When the Red Sox made their blockbuster, clean-house, multi-player trade with the Los Angeles Dodgers during their disastrous 2012 season most of the attention was on who Boston was ditching, not who Boston was receiving.

The big to-do was all about the Red Sox exiling Josh Beckett, Adrian Gonzalez and Carl Crawford and dumping salary. One of the players Boston collected in the trade was James Loney, who was installed at first base for the rest of the season and then himself tossed away when the Sox revamped the roster in the off-season. He was a free agent and Boston did not try to convince him to stick around.

At the time Loney had to be thinking: Why me? What did I ever do? Although the Red Sox are doing just fine and picked up an entire new set of scrappy players who can hit, at first it did seem as if they were overzealous in getting rid of Loney. He seemed like the kind of guy who could help them, not hurt them and was worth hanging on to.

Now that the months have passed you won’t catch the Red Sox saying they regret not keeping Loney because things have been working out so well for the team. But the fact is Loney would have been right at home with the rebuilt and rejuvenated Red Sox and he is proving it with a stellar season.

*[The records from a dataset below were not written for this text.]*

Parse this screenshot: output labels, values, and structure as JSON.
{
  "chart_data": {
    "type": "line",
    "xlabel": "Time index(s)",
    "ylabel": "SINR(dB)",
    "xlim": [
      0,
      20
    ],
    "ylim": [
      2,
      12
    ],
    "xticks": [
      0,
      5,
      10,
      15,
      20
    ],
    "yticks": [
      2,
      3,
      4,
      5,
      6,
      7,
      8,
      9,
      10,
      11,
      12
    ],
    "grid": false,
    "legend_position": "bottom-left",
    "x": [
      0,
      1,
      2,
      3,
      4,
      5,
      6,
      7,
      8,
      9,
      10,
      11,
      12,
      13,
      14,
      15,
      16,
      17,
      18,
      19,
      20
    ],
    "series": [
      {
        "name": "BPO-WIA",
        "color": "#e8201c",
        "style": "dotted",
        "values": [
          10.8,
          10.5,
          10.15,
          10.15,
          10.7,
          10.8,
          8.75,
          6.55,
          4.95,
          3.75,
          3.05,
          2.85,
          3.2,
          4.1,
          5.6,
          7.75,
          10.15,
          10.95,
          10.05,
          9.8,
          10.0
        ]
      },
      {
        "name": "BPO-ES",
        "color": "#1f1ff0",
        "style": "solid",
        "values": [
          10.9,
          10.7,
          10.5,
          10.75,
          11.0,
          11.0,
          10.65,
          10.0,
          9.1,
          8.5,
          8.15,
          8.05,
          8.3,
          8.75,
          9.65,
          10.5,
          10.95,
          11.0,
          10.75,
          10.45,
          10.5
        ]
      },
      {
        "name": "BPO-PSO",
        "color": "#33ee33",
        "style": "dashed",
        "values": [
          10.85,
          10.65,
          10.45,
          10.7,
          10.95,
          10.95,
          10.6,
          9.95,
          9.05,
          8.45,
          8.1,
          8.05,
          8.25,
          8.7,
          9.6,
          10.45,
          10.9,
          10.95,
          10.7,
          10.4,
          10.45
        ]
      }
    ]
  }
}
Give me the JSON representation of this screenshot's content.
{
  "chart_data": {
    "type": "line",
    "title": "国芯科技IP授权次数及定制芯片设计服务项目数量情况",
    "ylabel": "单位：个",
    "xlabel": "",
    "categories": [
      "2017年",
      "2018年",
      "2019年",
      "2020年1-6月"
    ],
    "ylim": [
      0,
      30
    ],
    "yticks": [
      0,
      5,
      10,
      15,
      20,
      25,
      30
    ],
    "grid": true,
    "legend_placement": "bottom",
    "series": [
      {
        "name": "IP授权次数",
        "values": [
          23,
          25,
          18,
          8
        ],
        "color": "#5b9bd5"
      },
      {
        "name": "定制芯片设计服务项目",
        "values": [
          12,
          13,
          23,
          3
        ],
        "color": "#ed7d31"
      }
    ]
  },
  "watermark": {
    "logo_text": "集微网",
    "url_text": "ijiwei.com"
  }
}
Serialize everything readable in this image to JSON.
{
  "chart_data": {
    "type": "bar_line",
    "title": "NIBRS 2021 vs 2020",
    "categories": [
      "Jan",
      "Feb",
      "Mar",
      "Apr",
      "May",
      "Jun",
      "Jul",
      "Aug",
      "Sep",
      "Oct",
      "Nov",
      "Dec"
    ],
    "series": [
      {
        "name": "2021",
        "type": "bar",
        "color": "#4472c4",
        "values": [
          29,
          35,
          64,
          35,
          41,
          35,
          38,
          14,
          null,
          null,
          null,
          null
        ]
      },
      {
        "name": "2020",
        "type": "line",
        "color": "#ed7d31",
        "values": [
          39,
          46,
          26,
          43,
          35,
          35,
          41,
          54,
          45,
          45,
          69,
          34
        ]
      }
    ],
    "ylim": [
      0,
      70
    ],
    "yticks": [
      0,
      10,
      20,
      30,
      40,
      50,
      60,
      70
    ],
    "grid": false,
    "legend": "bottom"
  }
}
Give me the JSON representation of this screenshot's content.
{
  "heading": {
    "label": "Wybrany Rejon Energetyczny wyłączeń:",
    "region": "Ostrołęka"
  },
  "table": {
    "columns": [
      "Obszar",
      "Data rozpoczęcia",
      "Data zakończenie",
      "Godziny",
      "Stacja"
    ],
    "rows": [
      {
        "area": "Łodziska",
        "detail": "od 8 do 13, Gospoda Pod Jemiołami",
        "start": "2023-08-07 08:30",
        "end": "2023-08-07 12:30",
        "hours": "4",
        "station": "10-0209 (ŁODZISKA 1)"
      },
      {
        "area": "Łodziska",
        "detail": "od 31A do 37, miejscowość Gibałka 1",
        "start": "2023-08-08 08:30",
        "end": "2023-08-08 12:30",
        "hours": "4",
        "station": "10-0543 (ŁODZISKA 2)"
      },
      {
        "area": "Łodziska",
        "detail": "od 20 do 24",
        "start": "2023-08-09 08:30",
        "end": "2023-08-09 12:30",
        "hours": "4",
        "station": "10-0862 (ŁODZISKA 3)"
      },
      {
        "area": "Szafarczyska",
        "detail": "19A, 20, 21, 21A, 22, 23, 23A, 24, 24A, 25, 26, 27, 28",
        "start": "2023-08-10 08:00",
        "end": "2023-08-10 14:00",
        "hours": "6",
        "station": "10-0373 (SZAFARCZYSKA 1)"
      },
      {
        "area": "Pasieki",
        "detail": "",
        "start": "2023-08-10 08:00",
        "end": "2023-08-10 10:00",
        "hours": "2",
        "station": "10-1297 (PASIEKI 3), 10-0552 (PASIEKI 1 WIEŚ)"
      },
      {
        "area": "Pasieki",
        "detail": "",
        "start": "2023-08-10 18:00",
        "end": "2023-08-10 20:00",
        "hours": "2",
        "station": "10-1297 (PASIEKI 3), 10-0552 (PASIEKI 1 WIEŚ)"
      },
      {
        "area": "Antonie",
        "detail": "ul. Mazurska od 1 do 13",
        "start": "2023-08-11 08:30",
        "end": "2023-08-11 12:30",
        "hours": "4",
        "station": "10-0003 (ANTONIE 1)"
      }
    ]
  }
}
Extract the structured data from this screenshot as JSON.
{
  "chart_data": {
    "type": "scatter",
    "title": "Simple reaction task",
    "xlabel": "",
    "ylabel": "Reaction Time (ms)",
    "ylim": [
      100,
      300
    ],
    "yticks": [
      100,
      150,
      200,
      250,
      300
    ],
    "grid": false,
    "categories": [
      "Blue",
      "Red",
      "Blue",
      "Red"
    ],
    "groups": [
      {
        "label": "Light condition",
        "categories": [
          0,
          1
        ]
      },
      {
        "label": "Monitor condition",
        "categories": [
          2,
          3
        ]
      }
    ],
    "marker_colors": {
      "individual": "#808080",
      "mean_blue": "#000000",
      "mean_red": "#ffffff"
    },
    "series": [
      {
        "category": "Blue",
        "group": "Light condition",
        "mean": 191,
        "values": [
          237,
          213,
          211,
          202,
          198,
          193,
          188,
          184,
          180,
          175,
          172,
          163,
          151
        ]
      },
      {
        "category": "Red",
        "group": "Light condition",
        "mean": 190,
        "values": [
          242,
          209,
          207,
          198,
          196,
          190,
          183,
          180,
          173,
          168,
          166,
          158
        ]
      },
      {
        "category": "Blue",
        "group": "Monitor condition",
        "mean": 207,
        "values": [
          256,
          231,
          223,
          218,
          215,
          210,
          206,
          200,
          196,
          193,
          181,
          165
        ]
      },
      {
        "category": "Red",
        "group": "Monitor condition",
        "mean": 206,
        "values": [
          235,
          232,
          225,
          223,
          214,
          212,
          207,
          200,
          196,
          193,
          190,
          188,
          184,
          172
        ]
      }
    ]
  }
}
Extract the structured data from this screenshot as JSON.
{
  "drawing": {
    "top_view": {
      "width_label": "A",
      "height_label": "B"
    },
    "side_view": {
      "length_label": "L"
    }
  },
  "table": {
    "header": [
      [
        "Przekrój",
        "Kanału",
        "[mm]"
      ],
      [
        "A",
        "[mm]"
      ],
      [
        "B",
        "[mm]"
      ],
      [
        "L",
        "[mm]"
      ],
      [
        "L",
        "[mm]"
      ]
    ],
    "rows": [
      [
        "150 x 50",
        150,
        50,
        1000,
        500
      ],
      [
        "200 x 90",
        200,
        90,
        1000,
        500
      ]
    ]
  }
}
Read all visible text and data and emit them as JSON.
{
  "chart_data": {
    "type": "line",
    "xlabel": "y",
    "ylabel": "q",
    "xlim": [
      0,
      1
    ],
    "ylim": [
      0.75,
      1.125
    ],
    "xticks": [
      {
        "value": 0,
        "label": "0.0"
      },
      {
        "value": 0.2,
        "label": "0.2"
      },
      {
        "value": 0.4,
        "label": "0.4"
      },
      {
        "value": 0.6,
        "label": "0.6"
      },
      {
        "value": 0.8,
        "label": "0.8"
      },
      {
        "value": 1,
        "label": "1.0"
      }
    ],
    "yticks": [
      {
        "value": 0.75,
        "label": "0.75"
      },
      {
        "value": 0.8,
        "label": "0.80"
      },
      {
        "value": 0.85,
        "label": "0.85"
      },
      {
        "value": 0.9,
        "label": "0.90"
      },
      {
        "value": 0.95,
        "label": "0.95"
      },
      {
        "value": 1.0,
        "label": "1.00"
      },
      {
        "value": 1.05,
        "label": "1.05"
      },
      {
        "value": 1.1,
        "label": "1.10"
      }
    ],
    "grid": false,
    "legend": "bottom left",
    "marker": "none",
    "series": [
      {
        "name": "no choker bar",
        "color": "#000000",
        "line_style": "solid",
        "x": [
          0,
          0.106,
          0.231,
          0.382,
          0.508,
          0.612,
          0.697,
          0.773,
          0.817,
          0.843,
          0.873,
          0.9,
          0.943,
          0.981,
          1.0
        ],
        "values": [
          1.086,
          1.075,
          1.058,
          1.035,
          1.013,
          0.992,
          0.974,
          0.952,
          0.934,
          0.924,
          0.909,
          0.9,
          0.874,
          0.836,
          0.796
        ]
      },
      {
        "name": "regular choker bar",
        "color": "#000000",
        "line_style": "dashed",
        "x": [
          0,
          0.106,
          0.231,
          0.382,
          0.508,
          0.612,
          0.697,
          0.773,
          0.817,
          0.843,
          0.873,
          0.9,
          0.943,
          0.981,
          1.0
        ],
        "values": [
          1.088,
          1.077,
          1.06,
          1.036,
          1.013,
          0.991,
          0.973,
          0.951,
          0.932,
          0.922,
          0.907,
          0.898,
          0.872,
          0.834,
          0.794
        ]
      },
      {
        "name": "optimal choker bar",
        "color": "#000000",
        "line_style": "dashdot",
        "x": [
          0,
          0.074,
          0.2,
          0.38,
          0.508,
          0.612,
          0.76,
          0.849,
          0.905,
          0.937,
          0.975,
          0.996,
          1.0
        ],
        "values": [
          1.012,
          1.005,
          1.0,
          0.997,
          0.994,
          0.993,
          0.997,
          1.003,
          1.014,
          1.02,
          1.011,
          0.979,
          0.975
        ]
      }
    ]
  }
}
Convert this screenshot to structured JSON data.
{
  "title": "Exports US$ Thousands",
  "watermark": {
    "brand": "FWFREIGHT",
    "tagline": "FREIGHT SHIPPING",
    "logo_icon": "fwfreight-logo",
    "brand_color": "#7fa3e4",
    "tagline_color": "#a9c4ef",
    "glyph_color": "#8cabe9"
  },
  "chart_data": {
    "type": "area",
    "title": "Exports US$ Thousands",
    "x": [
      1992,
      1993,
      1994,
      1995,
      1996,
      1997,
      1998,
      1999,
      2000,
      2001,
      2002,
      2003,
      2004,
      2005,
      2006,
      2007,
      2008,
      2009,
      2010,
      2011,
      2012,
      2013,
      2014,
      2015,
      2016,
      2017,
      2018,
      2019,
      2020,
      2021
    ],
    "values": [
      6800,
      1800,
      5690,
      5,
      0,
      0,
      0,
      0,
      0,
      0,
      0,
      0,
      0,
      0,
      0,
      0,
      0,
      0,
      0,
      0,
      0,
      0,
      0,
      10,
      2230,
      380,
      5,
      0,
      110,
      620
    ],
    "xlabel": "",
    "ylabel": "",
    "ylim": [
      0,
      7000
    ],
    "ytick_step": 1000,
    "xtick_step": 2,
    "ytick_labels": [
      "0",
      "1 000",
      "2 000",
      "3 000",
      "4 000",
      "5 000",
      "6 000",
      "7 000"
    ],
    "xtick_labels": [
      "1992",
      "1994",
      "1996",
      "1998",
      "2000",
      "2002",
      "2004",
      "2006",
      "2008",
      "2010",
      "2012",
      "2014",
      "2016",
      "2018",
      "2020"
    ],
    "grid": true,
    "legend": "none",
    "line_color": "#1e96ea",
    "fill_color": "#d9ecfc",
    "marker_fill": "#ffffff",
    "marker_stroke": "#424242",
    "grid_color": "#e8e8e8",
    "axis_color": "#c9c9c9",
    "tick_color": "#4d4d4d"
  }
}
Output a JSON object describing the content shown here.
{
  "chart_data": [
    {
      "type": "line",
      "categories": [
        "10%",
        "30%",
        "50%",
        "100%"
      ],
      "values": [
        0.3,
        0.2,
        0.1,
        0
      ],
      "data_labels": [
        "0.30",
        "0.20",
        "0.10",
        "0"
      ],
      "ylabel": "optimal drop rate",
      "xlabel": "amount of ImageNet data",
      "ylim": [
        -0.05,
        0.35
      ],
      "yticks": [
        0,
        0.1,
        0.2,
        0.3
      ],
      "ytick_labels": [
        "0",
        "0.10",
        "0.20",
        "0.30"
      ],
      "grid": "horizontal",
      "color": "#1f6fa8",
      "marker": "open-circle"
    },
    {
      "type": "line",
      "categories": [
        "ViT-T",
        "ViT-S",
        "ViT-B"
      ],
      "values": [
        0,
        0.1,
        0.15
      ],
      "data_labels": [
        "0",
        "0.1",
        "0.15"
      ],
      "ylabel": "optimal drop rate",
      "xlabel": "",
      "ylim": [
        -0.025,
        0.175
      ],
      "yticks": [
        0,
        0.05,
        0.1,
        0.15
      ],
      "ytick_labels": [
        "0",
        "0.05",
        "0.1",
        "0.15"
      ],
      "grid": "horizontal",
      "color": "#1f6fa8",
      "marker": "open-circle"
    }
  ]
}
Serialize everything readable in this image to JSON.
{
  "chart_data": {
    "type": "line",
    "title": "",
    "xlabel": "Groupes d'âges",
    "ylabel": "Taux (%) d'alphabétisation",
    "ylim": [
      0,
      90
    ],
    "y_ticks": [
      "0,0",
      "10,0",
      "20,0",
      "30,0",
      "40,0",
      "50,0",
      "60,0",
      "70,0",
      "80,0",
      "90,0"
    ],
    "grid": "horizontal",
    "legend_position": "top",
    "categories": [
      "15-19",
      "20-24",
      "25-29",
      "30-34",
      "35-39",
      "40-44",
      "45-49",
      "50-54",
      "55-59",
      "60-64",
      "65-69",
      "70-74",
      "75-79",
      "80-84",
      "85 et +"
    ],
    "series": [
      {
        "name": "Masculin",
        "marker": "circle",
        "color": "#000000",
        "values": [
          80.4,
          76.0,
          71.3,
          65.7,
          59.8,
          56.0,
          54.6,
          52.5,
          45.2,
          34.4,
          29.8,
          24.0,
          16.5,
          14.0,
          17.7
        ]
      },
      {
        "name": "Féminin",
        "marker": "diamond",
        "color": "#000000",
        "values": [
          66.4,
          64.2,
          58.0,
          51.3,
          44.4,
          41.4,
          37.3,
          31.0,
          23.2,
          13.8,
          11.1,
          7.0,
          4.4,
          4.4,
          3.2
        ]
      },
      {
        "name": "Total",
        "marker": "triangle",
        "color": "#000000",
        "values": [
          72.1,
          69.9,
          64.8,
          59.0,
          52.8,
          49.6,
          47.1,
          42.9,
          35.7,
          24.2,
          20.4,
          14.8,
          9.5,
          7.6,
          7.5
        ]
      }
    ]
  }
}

Loney, who is still only 29, is having the best season of his career, playing first base for the Tampa Bay Rays, one of Boston’s American League East Division rivals, and a team that could yet haunt the Red Sox before the end of this season. After completion of 87 games (every one of which he appeared in) Loney was batting .320 with nine home runs and 43 runs batted in and his on-base percentage was .373.

The 6-foot-3, 220-pound left-handed swinger is in his eighth big-league season. Although his lifetime average is .280, the only other time that Loney hit .300 was in 2007. That year, appearing in 96 games, he batted .331.

Loney played in just 30 games for the Red Sox after the trade and batted just. 230 in that limited action during the tumultuous last-place season for Boston. Given how desperately Boston management wanted to fix a poisoned clubhouse and start fresh with a new manager, Loney was viewed as expendable. Yet he seems to be the kind of player Boston is thriving with right now, fitted into the lineup around holdovers and stars like David Ortiz, Dustin Pedroia and Jacoby Ellsbury.

Once ignored by Boston Loney signed a one-year, $2 million contract with Tampa Bay. On a team light on hitting, strong on pitching, and with designs on capturing the division crown, Loney has been a very valuable resource.

There is plenty of baseball to be played in 2013, but by the time the season ends Loney may be looked at as the best bargain free-agent acquisition in the league.